テキスト中心主義の観点からの日蓮教学研鑽

テキスト中心主義という言葉がありますが、どのような意味なのかを確認してみましょう。

「ここでいうテキスト中心主義とは、歴史を超えた普遍的な価値基準の存在および永遠の問いとそれへの回答の可能性を信じ、現代の問題に対する示唆や解答を求めてテキストとの直接的対話を行う方法のことである」(『藤原保信著作集』第4巻 解説 新評論 371頁)

規範的なものを求めながら、テキスト、所謂、古典を読み込んでいくということですね。

日蓮教学の観点からいえば、「御書」と「法華経」とを読み込んでいくということになります。

とにかく、「御書」と「法華経」とを繰り返し読み、自分自身のものにしていくわけです。

その上で、「御書」と「法華経」とから汲み出したものを自分自身の現在の生活に活かしていくわけですから、至って実践的です。

しかし、「実はテキスト中心主義がともすると抽象の世界にこもり、コンテキスト主義とは違った意味で実践から後退する危険性をはらんでいる」(同書 372頁)ということですから、話はそう簡単ではないようです。

「御書」と「法華経」とを読み込んでいくにしても、抽象の世界で読んでいくならば、つまり、自分自身の問題として読まないならば、また、単なる昔話として読んでしまうならば、実践的ではなく、「御書」と「法華経」とが宙に浮いた感じになってしまいます。

こうなってしまっては意味がありませんね。
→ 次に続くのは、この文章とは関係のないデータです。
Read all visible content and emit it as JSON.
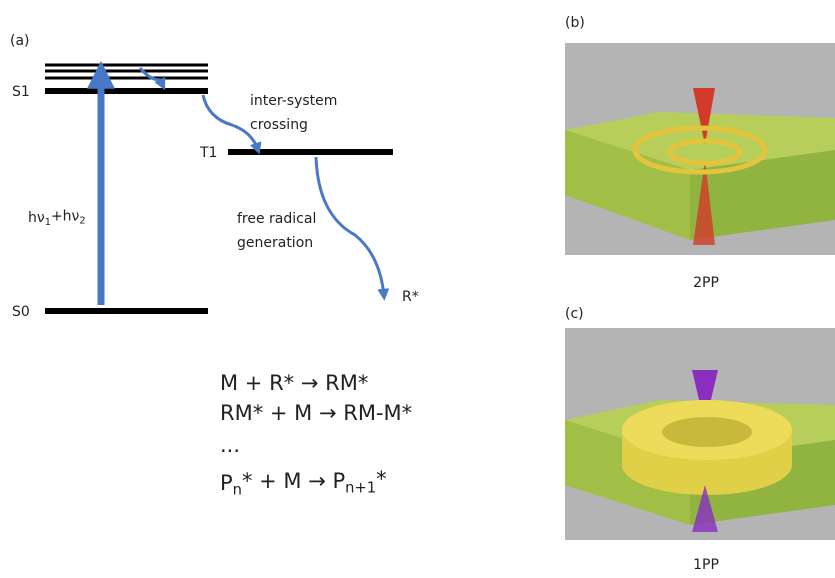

あくまでも自分自身と「御書」、自分自身と「法華経」という観点から読み込んでいくべきです。

単なる字面の解釈だけでは、お勉強になってしまいます。実践的に読むという観点がどうしてもはずせません。

そのことから以下の視点は重要ですね。

「学ぶことの意味それ自体を絶えず自問し、学生たちにも学問の社会的責任や実践的な問題意識をもつことの重要性を説き続けた藤原にとって、本質的に実践的であるはずの政治学をやりながら没政治的になるというのは明らかに矛盾であった。それゆえに、藤原は単純な意味でのテキスト中心主義者にはなりえない」(同書 同頁)

日蓮教学を研鑽する意味それ自体を常に自分自身に問い掛けるという姿勢が大切です。

また、社会的責任を果たすといった観点から日蓮教学研鑽を見直すことも必要でしょう。

そもそも、日蓮の「立正安国論」などは、社会的責任を果たそうとしてしたためられた書であり、社会的な観点を外しての日蓮教学研鑽はあり得ないといえましょう。

自分自身の問題を解決するために日蓮教学を研鑽するという点だけでなく、社会的な問題を解決するために日蓮教学を研鑽するという点も忘れてはなりません。

そして、実践的に日蓮教学を研鑽することですね。

ただし、「実践、実践」と言いながら、「御書」と「法華経」とはどこかに置き忘れ、手足をバタバタさせているだけの人もいますから、このような人には惑わされないようにすることですね。

また、「御書」と「法華経」とを単なる古文・漢文としてしか認識できないようでは、実践的以前の問題といえます。

日蓮仏法は、本質的に実践的ですから、日蓮教学を研鑽しながら実践的でない状態になることは自己矛盾です。

そうならないためにも、自分自身という軸と「御書」と「法華経」とのつながりを確固としたものにする必要があります。別々になってはいけません。

実践といっても、「御書」と「法華経」とが自分自身の人生に滲み出てくればよいわけで、そんなに難しいことではありません。

常日頃からの自分の振る舞いの中に「御書」と「法華経」とを体現していくことが実践ということです。

特別なことをするのが実践なのではありません。誰かから言われたことをするのが実践なのではありません。

自分の生命から湧き出るものが実践の元であり、その上で活力ある生活をすることが取りも直さず実践ということです。

そこで「信仰」という側面が重要視されます。「御書」と「法華経」とを自分自身の生命と一体化することが、「信仰」の作用といえましょう。

自分自身の古典として、「御書」と「法華経」とを読み込んでいきながら、実践的であり続けるようなテキスト中心主義であれば、バランスのとれた好ましい状態といえるでしょう。